The classic way to make a sweet wine is to stop fermentation prematurely and leave behind residual sugar from the juice; and the sooner we stop fermentation the more sugar we leave behind and the sweeter the wine. The residual sugar (RS) of my beloved GCV Riesling is 1.7%, and if we move the decimal to the right, we’ll have 17 grams of sugar in a liter.
Almost all the sugar in grape juice are equal parts fructose and glucose; these are the sugars that ferment into alcohol. There are, however, small amounts of unfermentable sugars (aribinose, xylose, and rhamnose) that will leave behind about .2% RS even when a wine is “dry”.
Now it gets tricky. Even though there are equal parts fructose and glucose, fructose is about twice as sweet as glucose. The yeast, however, ferments the less sweet glucose first, so even though we might have a wine with low RS, it is mostly the sweeter fructose.
A second way to make a sweet wine (besides stopping fermentation early) is to ferment dry, and then go back and add unfermented grape juice to a desired RS. If this is done, a wine at 1.7% RS will be less sweet then our 1.7% Riesling because of its higher percentage of glucose.
To confuse things a bit more, we all perceive sweetness differently. The average perceptible threshold is 1%, and most of our thresholds range between .5 and 2.5%. So, what appears very sweet to one person might seem much less so to another.
Whew, that’s enough chemistry and technical stuff! Let’s finish with a very simple, yet very elegant, spring and summer dessert made from our luscious Muscat Canelli.
An Italian Granita is a sweet and slushy frozen dessert made from fruit juice or wine. In France, it would be called a Granité. This is super simple. All you need is a bottle of Grape Creek Muscat Canelli and some fresh strawberries, raspberries, and blackberries.

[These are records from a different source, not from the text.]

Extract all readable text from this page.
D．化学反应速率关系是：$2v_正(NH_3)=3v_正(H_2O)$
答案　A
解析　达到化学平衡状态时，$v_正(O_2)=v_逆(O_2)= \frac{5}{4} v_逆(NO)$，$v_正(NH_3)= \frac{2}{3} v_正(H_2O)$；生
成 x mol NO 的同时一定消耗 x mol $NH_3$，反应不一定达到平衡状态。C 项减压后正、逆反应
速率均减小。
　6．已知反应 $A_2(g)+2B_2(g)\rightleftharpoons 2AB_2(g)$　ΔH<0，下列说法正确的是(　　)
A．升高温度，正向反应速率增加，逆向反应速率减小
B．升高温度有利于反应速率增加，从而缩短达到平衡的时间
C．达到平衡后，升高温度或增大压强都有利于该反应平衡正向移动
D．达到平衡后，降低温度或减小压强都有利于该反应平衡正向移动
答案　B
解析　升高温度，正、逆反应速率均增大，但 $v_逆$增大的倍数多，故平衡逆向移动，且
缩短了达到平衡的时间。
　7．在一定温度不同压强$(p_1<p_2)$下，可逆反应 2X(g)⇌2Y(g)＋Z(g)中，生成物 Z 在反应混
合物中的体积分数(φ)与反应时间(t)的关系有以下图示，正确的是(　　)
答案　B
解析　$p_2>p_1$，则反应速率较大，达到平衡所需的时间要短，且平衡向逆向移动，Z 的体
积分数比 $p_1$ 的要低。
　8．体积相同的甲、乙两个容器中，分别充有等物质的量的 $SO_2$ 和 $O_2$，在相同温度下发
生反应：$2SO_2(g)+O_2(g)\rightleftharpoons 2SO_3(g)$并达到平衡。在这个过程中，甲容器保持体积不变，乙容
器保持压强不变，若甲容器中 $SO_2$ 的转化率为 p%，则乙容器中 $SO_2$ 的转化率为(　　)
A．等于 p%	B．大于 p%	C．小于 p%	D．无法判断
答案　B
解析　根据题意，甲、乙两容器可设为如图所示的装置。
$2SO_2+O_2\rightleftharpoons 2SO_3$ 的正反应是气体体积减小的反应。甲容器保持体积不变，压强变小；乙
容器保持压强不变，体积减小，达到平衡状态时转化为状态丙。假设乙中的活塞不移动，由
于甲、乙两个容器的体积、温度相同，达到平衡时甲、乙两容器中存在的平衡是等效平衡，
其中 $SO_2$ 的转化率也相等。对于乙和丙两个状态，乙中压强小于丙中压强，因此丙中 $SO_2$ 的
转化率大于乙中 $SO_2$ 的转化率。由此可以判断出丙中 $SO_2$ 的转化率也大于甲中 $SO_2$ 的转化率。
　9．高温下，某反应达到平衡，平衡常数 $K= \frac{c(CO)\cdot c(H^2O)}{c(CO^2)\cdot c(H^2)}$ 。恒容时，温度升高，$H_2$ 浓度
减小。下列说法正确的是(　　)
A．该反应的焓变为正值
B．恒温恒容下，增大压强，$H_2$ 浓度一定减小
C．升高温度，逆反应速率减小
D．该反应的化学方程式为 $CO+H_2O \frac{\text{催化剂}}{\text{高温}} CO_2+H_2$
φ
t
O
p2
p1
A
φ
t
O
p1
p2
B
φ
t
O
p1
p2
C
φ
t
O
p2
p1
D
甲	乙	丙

1) Pour the wine into a sauté pan and simmer until the alcohol evaporates. This won’t take long, since it vaporizes at 168 degrees, long before the wine boils.
2) Freeze the wine overnight in a shallow, covered container.
3) Before serving, shave the ice with the tongs of a fork until it is a slushy consistency.
4) Cut the strawberries into pieces equal in size to the blackberries. Place the berries in the bottom of a frozen Martini glass and spoon the slush on top.
How easy is that! Besides berries, try fresh hill country peaches, watermelon, kiwi, or whatever fruit you like.